Americans for Prosperity (AFP) has launched a nationwide “Prosperity is Possible” tour dedicated to changing the policies that have brought on inflation and stagnation.

Pennsylvania is the centerpiece of that tour.

This tour will focus on empowering individuals and businesses to achieve their full potential by reducing the size and cost of government and promoting policies that reward hard work and innovation. The campaign’s goal is to make the American dream a tangible reality by advancing three key policy issues: supporting a flexible workforce, abundant affordable energy, and responsible fiscal spending with regulatory policies that slow inflation and promote growth.

The RV tour made 11 stops across the state in the first week of August, stressing the need to reverse federal policies that restrict energy production — a key component of the Keystone State’s economy — burden business with excessive regulation, and propel inflation by out-of-control spending.

The tour launched August 4 in Homer City, east of Pittsburgh, traveling through Saxonburg, Canonsburg, Allentown, Harrisburg, Philadelphia, Pittsburgh, Washington, and Slippery Rock, before concluding in historic Titusville, birthplace of the American petroleum industry.

Highlights of the tour included a Booze, Bands & Bidenomics Happy Hour in Washington, a $47 gift card giveaway at Sprankles Market in Saxonburg, Pennsylvania to reflect the 4.7-percent increase in grocery costs in one year, and a panel discussion in Cranberry Township that focused on government spending and energy regulations.

“Since May 1, we have talked with tens of thousands of Pennsylvanians, right on their doorstep or over the phone,” said Emily Greene, deputy state director at Americans for Prosperity-Pennsylvania. “Sixty percent of Pennsylvanians believe that the country’s best days are behind them.”
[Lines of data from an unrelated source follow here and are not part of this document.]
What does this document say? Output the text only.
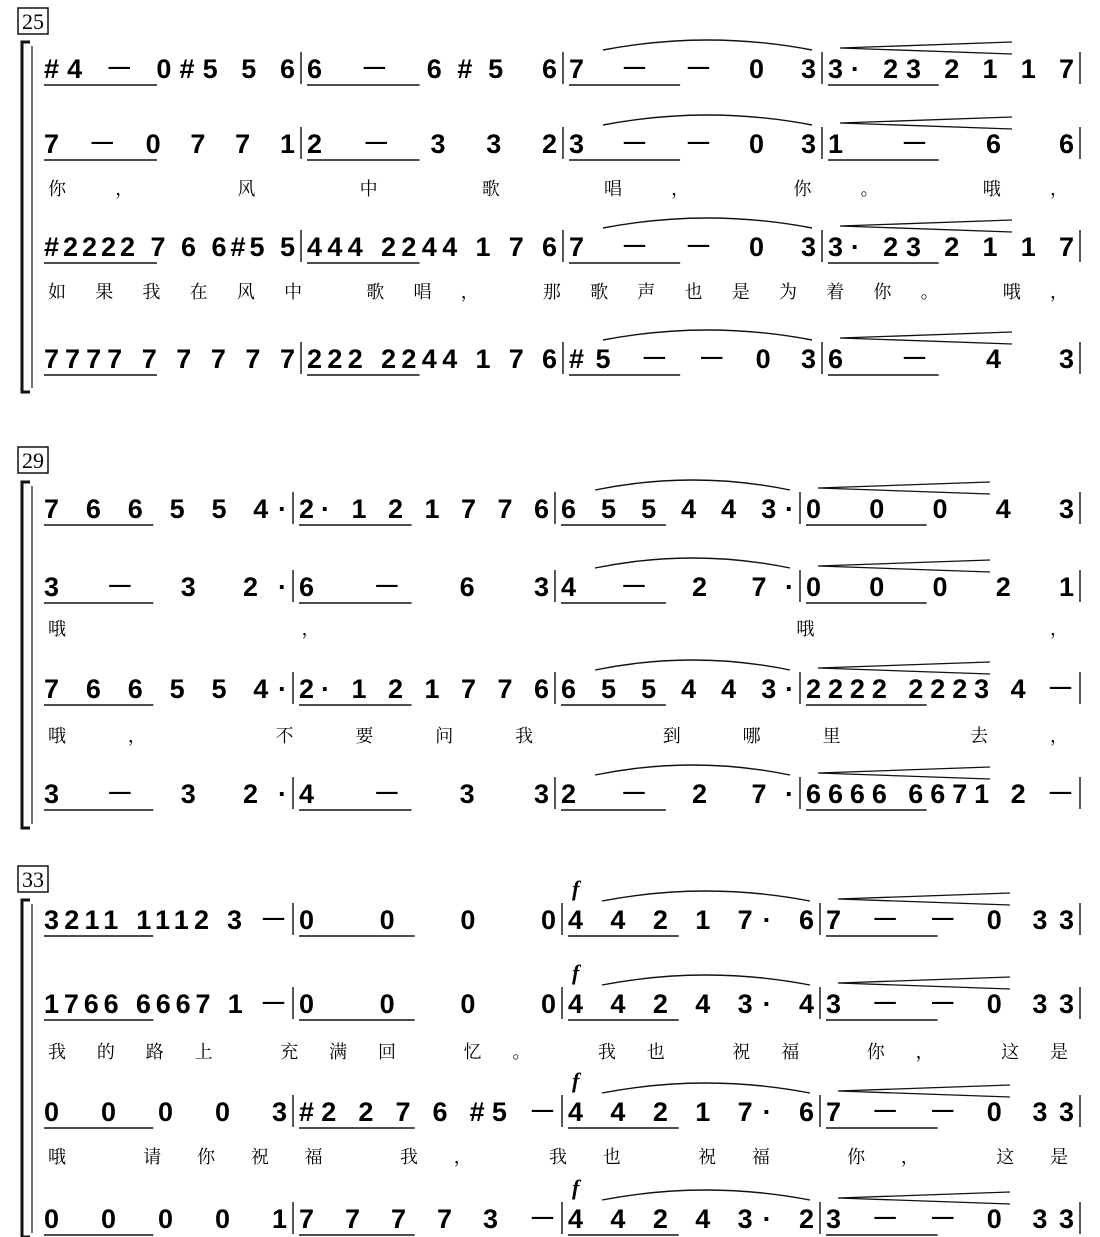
25
#4 － 0#5 5 6 6 － 6#5 6 7 － － 0 3 3· 23 2 1 1 7
7 － 0 7 7 1 2 － 3 3 2 3 － － 0 3 1 － 6 6
你， 风 中 歌 唱， 你。 哦，
#2222 7 6 6#5 5 444 2244 1 7 6 7 － － 0 3 3· 23 2 1 1 7
如果我在风中 歌唱， 那歌声也是为着你。 哦，
7777 7 7 7 7 7 222 2244 1 7 6 #5 － － 0 3 6 － 4 3
29
7 6 6 5 5 4· 2· 1 2 1 7 7 6 6 5 5 4 4 3· 0 0 0 4 3
3 － 3 2· 6 － 6 3 4 － 2 7· 0 0 0 2 1
哦， 哦，
7 6 6 5 5 4· 2· 1 2 1 7 7 6 6 5 5 4 4 3· 2222 2223 4 －
哦， 不要问我 到哪里 去，
3 － 3 2· 4 － 3 3 2 － 2 7· 6666 6671 2 －
33
3211 1112 3 － 0 0 0 0 4 4 2 1 7· 6 7 － － 0 33
1766 6667 1 － 0 0 0 0 4 4 2 4 3· 4 3 － － 0 33
我的路上 充满回 忆。 我也 祝福 你， 这是
0 0 0 0 3 #2 2 7 6 #5 － 4 4 2 1 7· 6 7 － － 0 33
哦 请你祝福 我， 我也 祝福 你， 这是
0 0 0 0 1 7 7 7 7 3 － 4 4 2 4 3· 2 3 － － 0 33
f
f
f
f
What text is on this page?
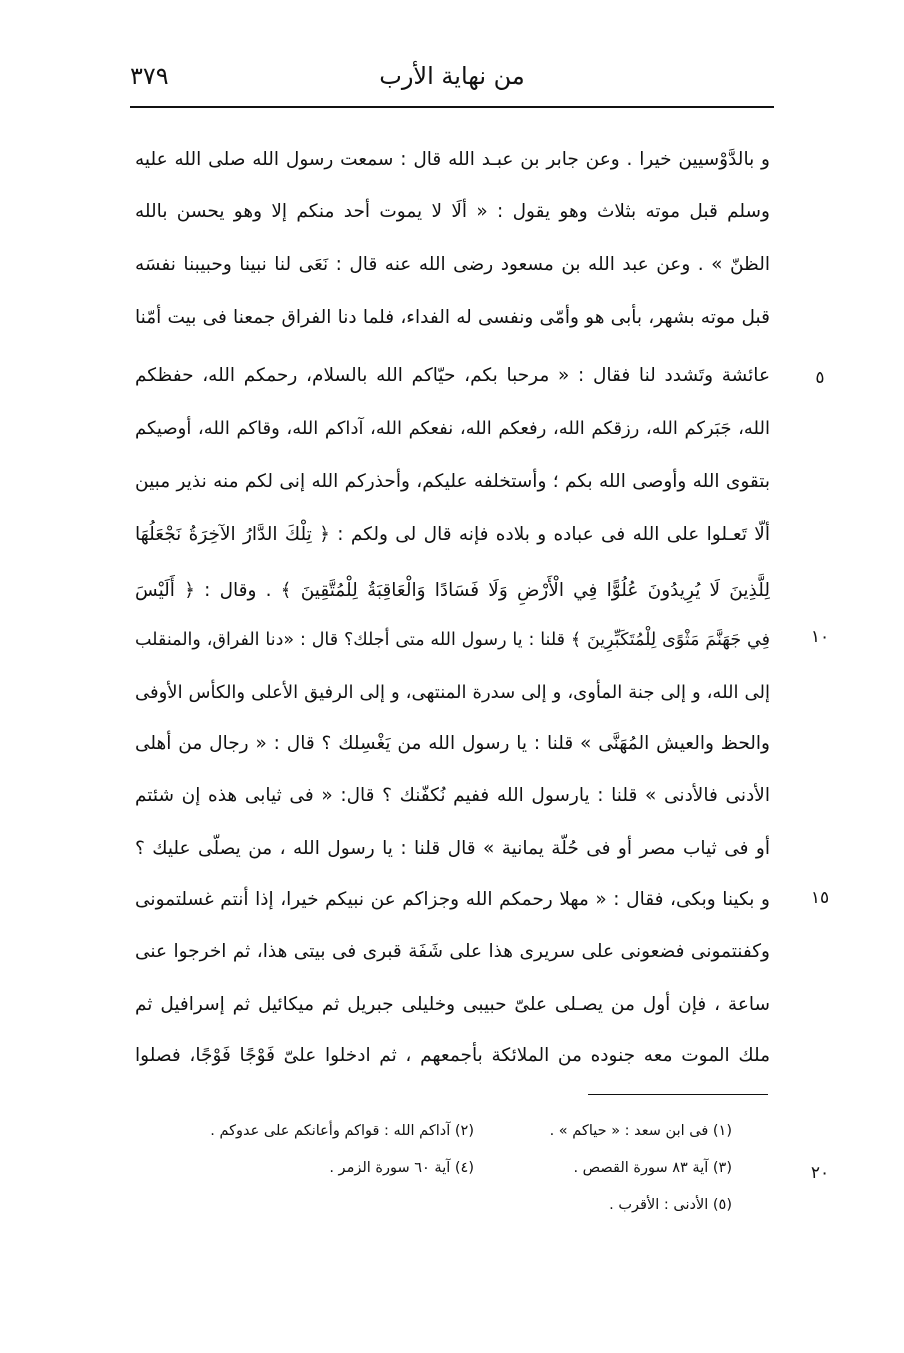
من نهاية الأرب
٣٧٩
و بالدَّوْسيين خيرا . وعن جابر بن عبـد الله قال : سمعت رسول الله صلى الله عليه
وسلم قبل موته بثلاث وهو يقول : « ألَا لا يموت أحد منكم إلا وهو يحسن بالله
الظنّ » . وعن عبد الله بن مسعود رضى الله عنه قال : نَعَى لنا نبينا وحبيبنا نفسَه
قبل موته بشهر، بأبى هو وأمّى ونفسى له الفداء، فلما دنا الفراق جمعنا فى بيت أمّنا
عائشة وتَشدد لنا فقال : « مرحبا بكم، حيّاكم الله بالسلام، رحمكم الله، حفظكم
الله، جَبَركم الله، رزقكم الله، رفعكم الله، نفعكم الله، آداكم الله، وقاكم الله، أوصيكم
بتقوى الله وأوصى الله بكم ؛ وأستخلفه عليكم، وأحذركم الله إنى لكم منه نذير مبين
ألّا تَعـلوا على الله فى عباده و بلاده فإنه قال لى ولكم : ﴿ تِلْكَ الدَّارُ الآخِرَةُ نَجْعَلُهَا
لِلَّذِينَ لَا يُرِيدُونَ عُلُوًّا فِي الْأَرْضِ وَلَا فَسَادًا وَالْعَاقِبَةُ لِلْمُتَّقِينَ ﴾ . وقال : ﴿ أَلَيْسَ
فِي جَهَنَّمَ مَثْوًى لِلْمُتَكَبِّرِينَ ﴾ قلنا : يا رسول الله متى أجلك؟ قال : «دنا الفراق، والمنقلب
إلى الله، و إلى جنة المأوى، و إلى سدرة المنتهى، و إلى الرفيق الأعلى والكأس الأوفى
والحظ والعيش المُهَنَّى » قلنا : يا رسول الله من يَغْسِلك ؟ قال : « رجال من أهلى
الأدنى فالأدنى » قلنا : يارسول الله ففيم نُكفّنك ؟ قال: « فى ثيابى هذه إن شئتم
أو فى ثياب مصر أو فى حُلّة يمانية » قال قلنا : يا رسول الله ، من يصلّى عليك ؟
و بكينا وبكى، فقال : « مهلا رحمكم الله وجزاكم عن نبيكم خيرا، إذا أنتم غسلتمونى
وكفنتمونى فضعونى على سريرى هذا على شَفَة قبرى فى بيتى هذا، ثم اخرجوا عنى
ساعة ، فإن أول من يصـلى علىّ حبيبى وخليلى جبريل ثم ميكائيل ثم إسرافيل ثم
ملك الموت معه جنوده من الملائكة بأجمعهم ، ثم ادخلوا علىّ فَوْجًا فَوْجًا، فصلوا
٥
١٠
١٥
٢٠
(١) فى ابن سعد : « حياكم » .
(٢) آداكم الله : قواكم وأعانكم على عدوكم .
(٣) آية ٨٣ سورة القصص .
(٤) آية ٦٠ سورة الزمر .
(٥) الأدنى : الأقرب .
Greene and the other panel members — Peggy Grande, former executive assistant to Ronald Reagan; State Representative Rob Mercuri, State Senator Devlin Robinson, and Jezree Friend, assistant vice president of External Relations at the Manufacturer & Business Association — do not believe that. But changing federal energy policy is key to any success. “Pennsylvania, and especially Western Pennsylvania, has an abundant amount of natural gas underneath our feet,” Robinson said, “and doing away with the regulations and the misinformation war that’s coming from the left is paramount to reducing inflation and getting people to be able to feed their families.”

The MBA’s Friend pointed to Pennsylvania’s lack of competitiveness with its next-door- neighbors as a crucial challenge. He also expressed concern that if Pennsylvania joins the Regional Greenhouse Gas Initiative, that the energy industry will simply move to West Virginia and Ohio, costing the state dearly.

That kind of economic dislocation caused by the indifference of politicians is one thing the tour is designed to counteract, according to AFP’s Greene.

“This campaign is really about reaching those who feel disenfranchised and feel their voice doesn’t matter when they’re turning on the TV and seeing partisanship in Washington,” she said.

It’s also about reaching Pennsylvania’s elected officials in Washington who are standing in the way of legislative solutions.

HR 1, the Lower Energy Costs Act, is a bill that would boost energy production, lower prices, and create hundreds of thousands of new jobs. The bill already has been passed by the House, but the Senate won’t consider it.

As AFP Pennsylvania coalitions director, I want to challenge the Senate on that. We need our U.S. Senators Bob Casey and John Fetterman to side with Pennsylvanians instead of their party’s leftwing leadership and help get H.R. 1 passed.